Gene Therapy
Currently under investigation is gene therapy. This involves using a non-infectious virus to shuttle a gene into a part of the brain called the subthalamic nucleus (STN). The gene used leads to the production of an enzyme called glutamic acid decarboxylase (GAD), which catalyses the production of a neurotransmitter called GABA. GABA acts as a direct inhibitor on the overactive cells in the STN.
GDNF infusion involves the infusion of GDNF (glial-derived neurotrophic factor) into the basal ganglia using surgically implanted catheters. Via a series of biochemical reactions, GDNF stimulates the formation of L-dopa. GDNF therapy is still in development.
Neuroprotective Treatments
Neuroprotective treatments are at the forefront of PD research, but are still under clinical scrutiny. These agents could protect neurons from cell death induced by disease presence resulting in a slower progression of disease. Agents currently under investigation as neuroprotective agents include anti-apoptotic drugs (CEP 1347 and CTCT346), lazaroids, bioenergetics, antiglutamatergic agents and dopamine receptors. Clinically evaluated neuroprotective agents are the monoamine oxidase inhibitors selegiline and rasagiline, dopamine agonists, and the complex I mitochondrial fortifier coenzyme Q10.
Neural transplantation
The first prospective randomised double-blind sham-placebo controlled trial of dopamine-producing cell transplants failed to show an improvement in quality of life although some significant clinical improvements were seen in patients below the age of 60. A significant problem was the excess release of dopamine by the transplanted tissue, leading to dystonias. Research in African green monkeys suggests that the use of stem cells might in future provide a similar benefit without inducing dystonias.
Alternative Treatments
Nutrients have been used in clinical studies and are used by people with PD in order to partially treat PD or slow down its deterioration. The L-dopa precursor L-tyrosine was shown to relieve an average of 70% of symptoms. Ferrous iron, the essential cofactor for L-dopa biosynthesis was shown to relieve between 10% and 60% of symptoms in 110 out of 110 patients.

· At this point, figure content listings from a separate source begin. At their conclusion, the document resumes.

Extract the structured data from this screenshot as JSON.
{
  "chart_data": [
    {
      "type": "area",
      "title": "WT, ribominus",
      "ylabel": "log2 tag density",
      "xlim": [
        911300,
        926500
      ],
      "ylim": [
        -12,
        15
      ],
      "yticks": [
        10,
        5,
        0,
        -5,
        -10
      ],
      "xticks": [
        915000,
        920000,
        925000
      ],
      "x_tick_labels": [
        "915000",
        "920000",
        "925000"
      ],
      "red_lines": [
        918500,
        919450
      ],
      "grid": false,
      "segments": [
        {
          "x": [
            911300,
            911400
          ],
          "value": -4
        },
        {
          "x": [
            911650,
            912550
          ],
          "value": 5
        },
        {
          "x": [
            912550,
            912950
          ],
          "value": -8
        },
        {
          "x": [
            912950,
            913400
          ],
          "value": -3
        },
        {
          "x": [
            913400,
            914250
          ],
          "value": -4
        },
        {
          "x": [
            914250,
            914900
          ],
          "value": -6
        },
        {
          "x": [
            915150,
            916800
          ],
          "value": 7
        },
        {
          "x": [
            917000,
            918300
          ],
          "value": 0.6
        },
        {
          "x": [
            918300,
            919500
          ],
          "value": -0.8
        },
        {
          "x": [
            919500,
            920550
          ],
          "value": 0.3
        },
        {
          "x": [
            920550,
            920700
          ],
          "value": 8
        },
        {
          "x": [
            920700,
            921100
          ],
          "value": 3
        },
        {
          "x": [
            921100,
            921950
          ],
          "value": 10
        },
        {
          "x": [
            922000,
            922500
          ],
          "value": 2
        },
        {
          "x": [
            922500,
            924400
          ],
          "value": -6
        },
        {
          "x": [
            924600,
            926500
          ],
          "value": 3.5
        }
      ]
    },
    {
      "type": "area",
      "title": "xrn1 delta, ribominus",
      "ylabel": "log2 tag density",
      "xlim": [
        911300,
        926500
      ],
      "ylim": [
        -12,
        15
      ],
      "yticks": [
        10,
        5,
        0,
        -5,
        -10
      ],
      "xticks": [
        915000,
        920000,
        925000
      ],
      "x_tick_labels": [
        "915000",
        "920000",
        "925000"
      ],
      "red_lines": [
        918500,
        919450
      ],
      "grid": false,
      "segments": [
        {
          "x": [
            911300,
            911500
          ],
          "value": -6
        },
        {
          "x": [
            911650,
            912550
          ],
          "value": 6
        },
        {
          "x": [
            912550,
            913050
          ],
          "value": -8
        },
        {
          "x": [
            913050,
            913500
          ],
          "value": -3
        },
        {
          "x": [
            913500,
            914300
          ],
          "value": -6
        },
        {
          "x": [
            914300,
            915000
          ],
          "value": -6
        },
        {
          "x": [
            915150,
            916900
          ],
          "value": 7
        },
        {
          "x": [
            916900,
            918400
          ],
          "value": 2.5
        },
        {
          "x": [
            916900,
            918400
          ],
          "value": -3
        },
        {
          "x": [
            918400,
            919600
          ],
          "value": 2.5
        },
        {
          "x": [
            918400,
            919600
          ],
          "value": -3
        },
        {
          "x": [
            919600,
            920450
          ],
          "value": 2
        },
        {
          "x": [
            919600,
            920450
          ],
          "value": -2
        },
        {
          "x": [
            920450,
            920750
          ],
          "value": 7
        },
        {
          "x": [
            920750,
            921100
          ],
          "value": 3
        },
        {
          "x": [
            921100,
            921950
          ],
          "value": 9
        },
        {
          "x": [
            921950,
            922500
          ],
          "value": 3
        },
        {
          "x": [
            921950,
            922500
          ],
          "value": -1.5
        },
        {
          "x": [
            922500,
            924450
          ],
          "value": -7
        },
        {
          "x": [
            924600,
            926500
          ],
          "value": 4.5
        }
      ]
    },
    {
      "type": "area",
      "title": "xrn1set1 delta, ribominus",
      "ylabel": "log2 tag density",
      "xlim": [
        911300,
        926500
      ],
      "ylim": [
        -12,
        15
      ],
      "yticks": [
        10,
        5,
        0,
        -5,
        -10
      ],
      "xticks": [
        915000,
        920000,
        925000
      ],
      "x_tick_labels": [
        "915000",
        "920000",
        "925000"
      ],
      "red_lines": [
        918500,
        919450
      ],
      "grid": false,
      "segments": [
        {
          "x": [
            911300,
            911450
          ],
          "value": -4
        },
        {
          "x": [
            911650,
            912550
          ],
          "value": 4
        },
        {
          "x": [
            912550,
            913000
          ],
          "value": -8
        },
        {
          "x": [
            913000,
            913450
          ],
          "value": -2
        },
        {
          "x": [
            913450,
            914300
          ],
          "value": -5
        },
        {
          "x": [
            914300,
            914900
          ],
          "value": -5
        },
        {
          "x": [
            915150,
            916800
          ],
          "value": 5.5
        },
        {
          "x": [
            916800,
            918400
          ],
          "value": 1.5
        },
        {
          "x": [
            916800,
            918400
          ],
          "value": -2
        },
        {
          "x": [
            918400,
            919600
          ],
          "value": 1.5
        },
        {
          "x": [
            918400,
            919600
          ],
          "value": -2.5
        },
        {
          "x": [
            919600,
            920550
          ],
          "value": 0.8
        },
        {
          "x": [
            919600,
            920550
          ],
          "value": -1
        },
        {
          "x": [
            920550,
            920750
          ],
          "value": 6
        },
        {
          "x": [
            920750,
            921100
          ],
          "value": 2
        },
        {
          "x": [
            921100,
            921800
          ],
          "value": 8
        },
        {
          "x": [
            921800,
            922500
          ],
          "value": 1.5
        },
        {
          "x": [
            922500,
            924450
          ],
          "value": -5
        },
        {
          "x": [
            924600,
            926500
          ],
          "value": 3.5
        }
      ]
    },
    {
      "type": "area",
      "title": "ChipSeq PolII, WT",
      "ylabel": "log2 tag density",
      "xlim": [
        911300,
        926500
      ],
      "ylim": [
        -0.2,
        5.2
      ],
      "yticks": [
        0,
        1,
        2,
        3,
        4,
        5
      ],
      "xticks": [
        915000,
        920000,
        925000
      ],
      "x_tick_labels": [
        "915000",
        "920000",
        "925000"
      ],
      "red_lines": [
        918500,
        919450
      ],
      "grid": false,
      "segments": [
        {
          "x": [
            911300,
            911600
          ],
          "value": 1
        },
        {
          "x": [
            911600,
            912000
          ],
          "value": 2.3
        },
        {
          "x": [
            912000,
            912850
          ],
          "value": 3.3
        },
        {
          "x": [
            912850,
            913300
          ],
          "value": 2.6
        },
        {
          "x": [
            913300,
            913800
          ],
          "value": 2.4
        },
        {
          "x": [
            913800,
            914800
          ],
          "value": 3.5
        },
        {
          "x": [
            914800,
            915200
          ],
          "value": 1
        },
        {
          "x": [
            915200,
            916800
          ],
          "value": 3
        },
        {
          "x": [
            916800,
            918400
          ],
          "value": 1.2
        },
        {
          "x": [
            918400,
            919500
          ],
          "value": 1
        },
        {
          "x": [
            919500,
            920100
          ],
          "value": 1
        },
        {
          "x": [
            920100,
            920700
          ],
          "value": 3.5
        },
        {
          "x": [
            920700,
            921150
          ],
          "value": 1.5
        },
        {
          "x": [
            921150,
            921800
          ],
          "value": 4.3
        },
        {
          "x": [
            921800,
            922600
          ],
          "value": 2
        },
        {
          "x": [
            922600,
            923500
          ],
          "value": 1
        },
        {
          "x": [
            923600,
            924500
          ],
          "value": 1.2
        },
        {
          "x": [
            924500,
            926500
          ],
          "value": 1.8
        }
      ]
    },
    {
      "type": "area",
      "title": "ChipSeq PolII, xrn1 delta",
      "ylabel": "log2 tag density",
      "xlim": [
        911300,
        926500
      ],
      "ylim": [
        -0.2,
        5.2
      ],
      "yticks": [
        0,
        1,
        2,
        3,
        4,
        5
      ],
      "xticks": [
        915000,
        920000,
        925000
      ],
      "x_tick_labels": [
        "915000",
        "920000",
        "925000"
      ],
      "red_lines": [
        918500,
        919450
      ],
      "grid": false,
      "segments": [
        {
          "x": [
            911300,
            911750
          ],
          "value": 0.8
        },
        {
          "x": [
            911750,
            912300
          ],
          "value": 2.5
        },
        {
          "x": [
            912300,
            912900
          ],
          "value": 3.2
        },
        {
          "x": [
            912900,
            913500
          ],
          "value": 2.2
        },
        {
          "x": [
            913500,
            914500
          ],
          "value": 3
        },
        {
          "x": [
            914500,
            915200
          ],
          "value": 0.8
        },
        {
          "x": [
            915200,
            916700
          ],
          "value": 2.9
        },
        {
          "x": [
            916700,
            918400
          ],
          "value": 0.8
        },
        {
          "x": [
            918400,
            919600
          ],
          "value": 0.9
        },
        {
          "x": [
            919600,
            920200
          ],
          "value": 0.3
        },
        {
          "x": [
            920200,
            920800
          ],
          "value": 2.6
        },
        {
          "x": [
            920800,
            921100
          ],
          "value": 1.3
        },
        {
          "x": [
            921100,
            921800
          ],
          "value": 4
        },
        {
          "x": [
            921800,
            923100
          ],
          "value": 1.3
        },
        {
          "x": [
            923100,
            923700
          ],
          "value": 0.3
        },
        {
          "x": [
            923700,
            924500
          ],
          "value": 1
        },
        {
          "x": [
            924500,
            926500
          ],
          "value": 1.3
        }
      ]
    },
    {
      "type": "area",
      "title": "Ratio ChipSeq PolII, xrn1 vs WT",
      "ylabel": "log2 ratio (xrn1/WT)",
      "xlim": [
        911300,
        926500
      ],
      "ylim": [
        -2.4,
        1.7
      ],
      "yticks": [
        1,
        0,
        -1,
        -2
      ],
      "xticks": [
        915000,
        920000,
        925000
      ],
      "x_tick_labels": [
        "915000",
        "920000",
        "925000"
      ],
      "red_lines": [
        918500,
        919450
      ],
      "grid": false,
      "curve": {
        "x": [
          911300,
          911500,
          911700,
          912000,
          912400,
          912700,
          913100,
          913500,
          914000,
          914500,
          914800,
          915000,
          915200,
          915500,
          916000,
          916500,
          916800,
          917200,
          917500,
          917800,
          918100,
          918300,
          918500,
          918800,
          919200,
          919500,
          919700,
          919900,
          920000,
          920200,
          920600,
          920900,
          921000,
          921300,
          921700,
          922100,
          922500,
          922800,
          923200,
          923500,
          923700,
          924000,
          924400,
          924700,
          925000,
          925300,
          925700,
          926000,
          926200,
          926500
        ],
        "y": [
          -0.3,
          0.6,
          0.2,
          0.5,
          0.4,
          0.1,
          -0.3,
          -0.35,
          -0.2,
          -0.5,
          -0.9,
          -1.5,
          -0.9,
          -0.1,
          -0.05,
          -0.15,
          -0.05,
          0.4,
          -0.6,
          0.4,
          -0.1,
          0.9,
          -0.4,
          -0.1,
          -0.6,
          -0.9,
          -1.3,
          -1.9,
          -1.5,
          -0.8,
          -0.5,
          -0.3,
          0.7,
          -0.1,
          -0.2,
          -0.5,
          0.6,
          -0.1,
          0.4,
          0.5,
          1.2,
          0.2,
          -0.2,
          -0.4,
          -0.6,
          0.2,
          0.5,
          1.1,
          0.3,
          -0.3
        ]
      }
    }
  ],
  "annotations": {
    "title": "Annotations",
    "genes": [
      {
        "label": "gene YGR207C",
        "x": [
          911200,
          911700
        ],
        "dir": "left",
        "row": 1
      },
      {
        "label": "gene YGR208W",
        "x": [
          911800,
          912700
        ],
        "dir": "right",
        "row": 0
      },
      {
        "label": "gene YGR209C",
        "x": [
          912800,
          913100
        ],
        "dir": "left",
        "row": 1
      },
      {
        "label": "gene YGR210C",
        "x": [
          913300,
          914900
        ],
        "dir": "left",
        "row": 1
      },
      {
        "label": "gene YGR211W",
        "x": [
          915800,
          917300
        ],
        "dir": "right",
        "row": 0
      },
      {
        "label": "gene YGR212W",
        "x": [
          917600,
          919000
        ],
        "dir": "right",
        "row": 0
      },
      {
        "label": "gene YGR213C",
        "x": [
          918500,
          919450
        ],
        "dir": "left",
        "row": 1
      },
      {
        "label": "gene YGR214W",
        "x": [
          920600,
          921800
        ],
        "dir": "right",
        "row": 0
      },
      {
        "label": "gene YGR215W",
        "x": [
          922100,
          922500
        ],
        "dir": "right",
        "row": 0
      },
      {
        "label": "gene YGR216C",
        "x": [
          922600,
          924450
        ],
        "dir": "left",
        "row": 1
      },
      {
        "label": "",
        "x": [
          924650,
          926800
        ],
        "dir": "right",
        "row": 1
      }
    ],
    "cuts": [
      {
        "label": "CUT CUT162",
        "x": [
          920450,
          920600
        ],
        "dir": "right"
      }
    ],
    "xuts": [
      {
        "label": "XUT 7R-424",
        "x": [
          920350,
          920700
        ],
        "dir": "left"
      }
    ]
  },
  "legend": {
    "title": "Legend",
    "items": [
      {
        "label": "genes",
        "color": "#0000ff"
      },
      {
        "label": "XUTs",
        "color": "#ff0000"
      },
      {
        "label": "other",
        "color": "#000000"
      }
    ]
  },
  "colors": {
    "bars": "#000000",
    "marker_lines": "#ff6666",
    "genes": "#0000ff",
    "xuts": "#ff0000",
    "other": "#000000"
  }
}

More limited efficacy has been obtained with the use of THFA, NADH, and pyridoxine—coenzymes and coenzyme precursors involved in dopamine biosynthesis. Vitamin C and vitamin E in large doses are commonly used by patients in order to theoretically lessen the cell damage that occurs in PD. This is because the enzymes superoxide dismutase and catalase require these vitamins in order to nullify the superoxide anion, a toxin commonly produced in damaged cells. However, in the randomized controlled trial, DATATOP of patients with early PD, no beneficial effect for vitamin E compared to placebo was seen.
''Mucuna pruriens'', is a natural source of therapeutic quantities of L-dopa, and has been under some investigation.